With the new academic year underway, it is both a pleasure and relief to be able to spend less time on the implications of the recent recession on higher education and more time on what we do best and love most: education and the curriculum.  This feeling of relief was most noticeable at the opening faculty meeting of the year, which took place, as it does every year, on the inspiring Bread Loaf mountain campus, 12 miles from Middlebury.

After the introduction of new faculty colleagues and the mandated business portion of the meeting, we shifted into our discussion segment of the meeting.  This year’s topic focused on changes in individual fields of study and how faculty, departments, and the College adapt, or need to adapt, to such changes to ensure that our faculty remain current and the College offers a course of study that best prepares our students to meet the challenges of a rapidly changing world.

Three faculty colleagues, Jane Chaplin of Classics, Noah Graham of Physics, and Steve Snyder gave terrific presentations on how their fields have evolved over time and how they themselves have evolved in their thinking of their respective fields.  Their talks provoked excellent discussions in small break-out groups about how each level—-the individual, department, and College at-large—-must be able to evolve if even the most traditional of disciplines is to remain relevant to future generations of students.  We will continue these discussions throughout the current academic year.

Following the meeting at Bread Loaf, I couldn’t help but sense that something was missing from the otherwise excellent discussion.  What was missing were our students…or more accurately the views of our students.  What did students think?  How do they see their education fitting into the complex and dynamic times in which we live and into which they will go post-Middlebury?

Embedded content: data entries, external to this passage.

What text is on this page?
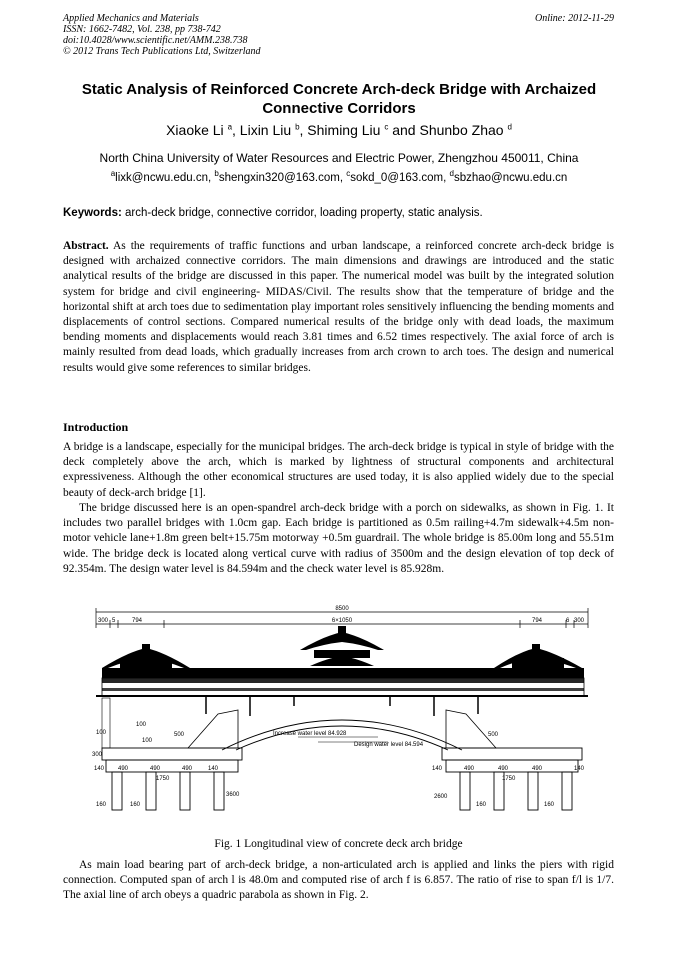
Applied Mechanics and Materials
ISSN: 1662-7482, Vol. 238, pp 738-742
doi:10.4028/www.scientific.net/AMM.238.738
© 2012 Trans Tech Publications Ltd, Switzerland
Online: 2012-11-29
Static Analysis of Reinforced Concrete Arch-deck Bridge with Archaized Connective Corridors
Xiaoke Li $^a$, Lixin Liu $^b$, Shiming Liu $^c$ and Shunbo Zhao $^d$
North China University of Water Resources and Electric Power, Zhengzhou 450011, China
$^a$lixk@ncwu.edu.cn, $^b$shengxin320@163.com, $^c$sokd_0@163.com, $^d$sbzhao@ncwu.edu.cn
Keywords: arch-deck bridge, connective corridor, loading property, static analysis.
Abstract. As the requirements of traffic functions and urban landscape, a reinforced concrete arch-deck bridge is designed with archaized connective corridors. The main dimensions and drawings are introduced and the static analytical results of the bridge are discussed in this paper. The numerical model was built by the integrated solution system for bridge and civil engineering- MIDAS/Civil. The results show that the temperature of bridge and the horizontal shift at arch toes due to sedimentation play important roles sensitively influencing the bending moments and displacements of control sections. Compared numerical results of the bridge only with dead loads, the maximum bending moments and displacements would reach 3.81 times and 6.52 times respectively. The axial force of arch is mainly resulted from dead loads, which gradually increases from arch crown to arch toes. The design and numerical results would give some references to similar bridges.
Introduction
A bridge is a landscape, especially for the municipal bridges. The arch-deck bridge is typical in style of bridge with the deck completely above the arch, which is marked by lightness of structural components and architectural expressiveness. Although the other economical structures are used today, it is also applied widely due to the special beauty of deck-arch bridge [1].
The bridge discussed here is an open-spandrel arch-deck bridge with a porch on sidewalks, as shown in Fig. 1. It includes two parallel bridges with 1.0cm gap. Each bridge is partitioned as 0.5m railing+4.7m sidewalk+4.5m non-motor vehicle lane+1.8m green belt+15.75m motorway +0.5m guardrail. The whole bridge is 85.00m long and 55.51m wide. The bridge deck is located along vertical curve with radius of 3500m and the design elevation of top deck of 92.354m. The design water level is 84.594m and the check water level is 85.928m.
8500
300 5	794	6×1050	794	6 300
Increase water level 84.928
Design water level 84.594
100
100
500
100
140 490	490	490	140
1750
160	160
300
3600
500
140	490	490	490	140
1750
160	160
2600
Fig. 1 Longitudinal view of concrete deck arch bridge
As main load bearing part of arch-deck bridge, a non-articulated arch is applied and links the piers with rigid connection. Computed span of arch l is 48.0m and computed rise of arch f is 6.857. The ratio of rise to span f/l is 1/7. The axial line of arch obeys a quadric parabola as shown in Fig. 2.
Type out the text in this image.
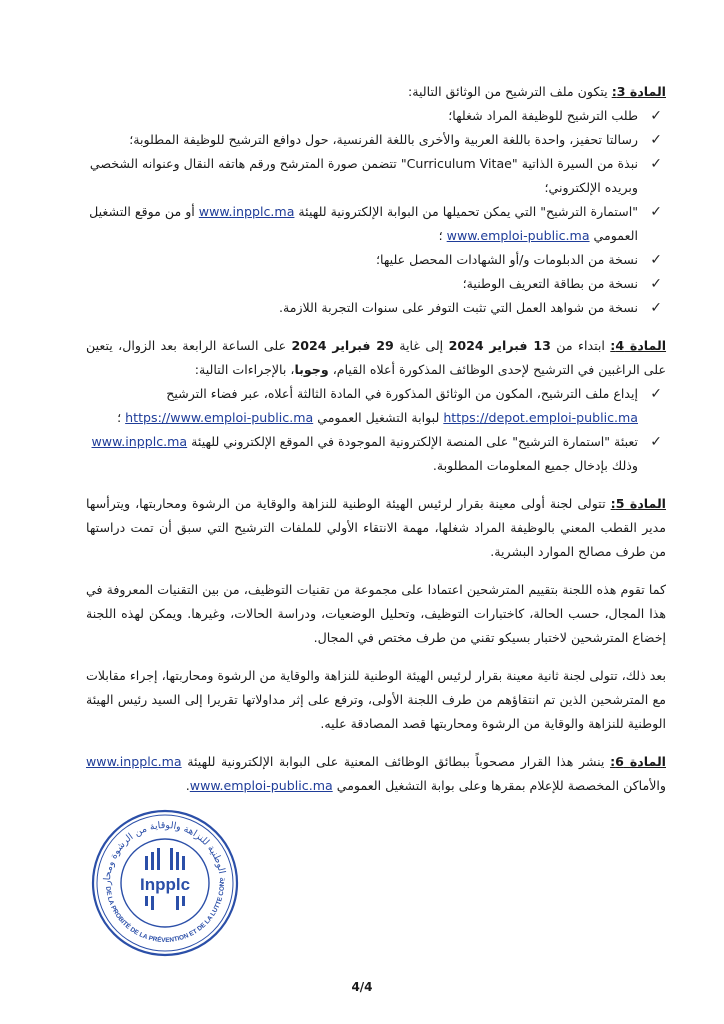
المادة 3: يتكون ملف الترشيح من الوثائق التالية:

✓
طلب الترشيح للوظيفة المراد شغلها؛
✓
رسالتا تحفيز، واحدة باللغة العربية والأخرى باللغة الفرنسية، حول دوافع الترشيح للوظيفة المطلوبة؛
✓
نبذة من السيرة الذاتية "Curriculum Vitae" تتضمن صورة المترشح ورقم هاتفه النقال وعنوانه الشخصي وبريده الإلكتروني؛
✓
"استمارة الترشيح" التي يمكن تحميلها من البوابة الإلكترونية للهيئة www.inpplc.ma أو من موقع التشغيل العمومي www.emploi-public.ma ؛
✓
نسخة من الدبلومات و/أو الشهادات المحصل عليها؛
✓
نسخة من بطاقة التعريف الوطنية؛
✓
نسخة من شواهد العمل التي تثبت التوفر على سنوات التجربة اللازمة.

المادة 4: ابتداء من 13 فبراير 2024 إلى غاية 29 فبراير 2024 على الساعة الرابعة بعد الزوال، يتعين على الراغبين في الترشيح لإحدى الوظائف المذكورة أعلاه القيام، وجوبا، بالإجراءات التالية:

✓
إيداع ملف الترشيح، المكون من الوثائق المذكورة في المادة الثالثة أعلاه، عبر فضاء الترشيح https://depot.emploi-public.ma لبوابة التشغيل العمومي https://www.emploi-public.ma ؛
✓
تعبئة "استمارة الترشيح" على المنصة الإلكترونية الموجودة في الموقع الإلكتروني للهيئة www.inpplc.ma وذلك بإدخال جميع المعلومات المطلوبة.

المادة 5: تتولى لجنة أولى معينة بقرار لرئيس الهيئة الوطنية للنزاهة والوقاية من الرشوة ومحاربتها، ويترأسها مدير القطب المعني بالوظيفة المراد شغلها، مهمة الانتقاء الأولي للملفات الترشيح التي سبق أن تمت دراستها من طرف مصالح الموارد البشرية.

كما تقوم هذه اللجنة بتقييم المترشحين اعتمادا على مجموعة من تقنيات التوظيف، من بين التقنيات المعروفة في هذا المجال، حسب الحالة، كاختبارات التوظيف، وتحليل الوضعيات، ودراسة الحالات، وغيرها. ويمكن لهذه اللجنة إخضاع المترشحين لاختبار بسيكو تقني من طرف مختص في المجال.

بعد ذلك، تتولى لجنة ثانية معينة بقرار لرئيس الهيئة الوطنية للنزاهة والوقاية من الرشوة ومحاربتها، إجراء مقابلات مع المترشحين الذين تم انتقاؤهم من طرف اللجنة الأولى، وترفع على إثر مداولاتها تقريرا إلى السيد رئيس الهيئة الوطنية للنزاهة والوقاية من الرشوة ومحاربتها قصد المصادقة عليه.

المادة 6: ينشر هذا القرار مصحوباً ببطائق الوظائف المعنية على البوابة الإلكترونية للهيئة www.inpplc.ma والأماكن المخصصة للإعلام بمقرها وعلى بوابة التشغيل العمومي www.emploi-public.ma.

ة الوطنية للنزاهة والوقاية من الرشوة ومحار
DE LA PROBITÉ DE LA PRÉVENTION ET DE LA LUTTE CON
Inpplc
4/4
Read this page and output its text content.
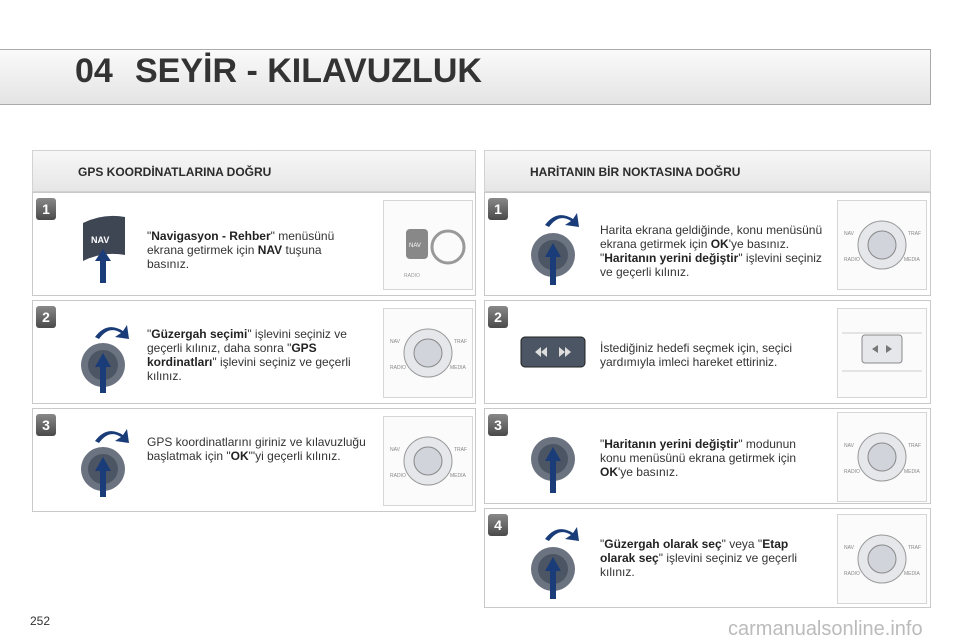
04 SEYİR - KILAVUZLUK
GPS KOORDİNATLARINA DOĞRU	HARİTANIN BİR NOKTASINA DOĞRU
1
NAV	"Navigasyon - Rehber" menüsünü ekrana getirmek için NAV tuşuna basınız.
NAV
RADIO
2
"Güzergah seçimi" işlevini seçiniz ve geçerli kılınız, daha sonra "GPS kordinatları" işlevini seçiniz ve geçerli kılınız.
NAV	TRAF
RADIO	MEDIA
3
GPS koordinatlarını giriniz ve kılavuzluğu başlatmak için "OK"'yi geçerli kılınız.	NAV	TRAF
RADIO	MEDIA
1
Harita ekrana geldiğinde, konu menüsünü ekrana getirmek için OK'ye basınız. "Haritanın yerini değiştir" işlevini seçiniz ve geçerli kılınız.
NAV	TRAF
RADIO	MEDIA
2
İstediğiniz hedefi seçmek için, seçici yardımıyla imleci hareket ettiriniz.
3
"Haritanın yerini değiştir" modunun konu menüsünü ekrana getirmek için OK'ye basınız.
NAV	TRAF
RADIO	MEDIA
4
"Güzergah olarak seç" veya "Etap olarak seç" işlevini seçiniz ve geçerli kılınız.
NAV	TRAF
RADIO	MEDIA
252	carmanualsonline.info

Of course faculty determine the curriculum and vote on changes to the curriculum, but student opinion and perspective couldn’t hurt, and in fact, could only help our collective consideration of the College’s curriculum.  A number of the College’s most meaningful innovations and initiatives have come from student proposals.  For example, in the academic realm, two new minors—in linguistics and global health—were driven by student interest and lobbying of faculty and administration, and an “unofficial minor” in food studies has garnered significant interest even though it is not in the College’s course catalog and it will not appear on a student’s transcript.  The students removed the term “minor” from the cluster of courses they recommended for those interested in the study of food—its production, distribution, regulation, consumption, nutrition, etc.—so as to avoid confusion over its “official” versus “informal” status, but the interest remains.  That interest reflects a kind of thoughtfulness that we should include in our faculty deliberations; none of the recent curricular initiatives coming from students (linguistics, global health, or food studies) undermines our commitment to a liberal arts education, and in fact, each underscores how what our students learn in the classroom can be applied to help transform or combine traditional disciplines into something relevant to their post-college plans.

There is a student education affairs committee (the SEAC), which meets with our faculty’s educational affairs committee (EAC).  I encourage the SEAC to continue to engage our faculty committee on curricular issues that relate to the many social, environmental, and humanistic issues we teach and study as part of our liberal arts curriculum.  But I also encourage students at-large or in groups that are not part of our committee structure to do the same—to invite discussion of curricular issues that interest them and that they believe will ensure course offerings that reflect the dynamism of our times while remaining true to our liberal arts tradition.  Such input can only strengthen our curriculum and the overall educational experience for our students.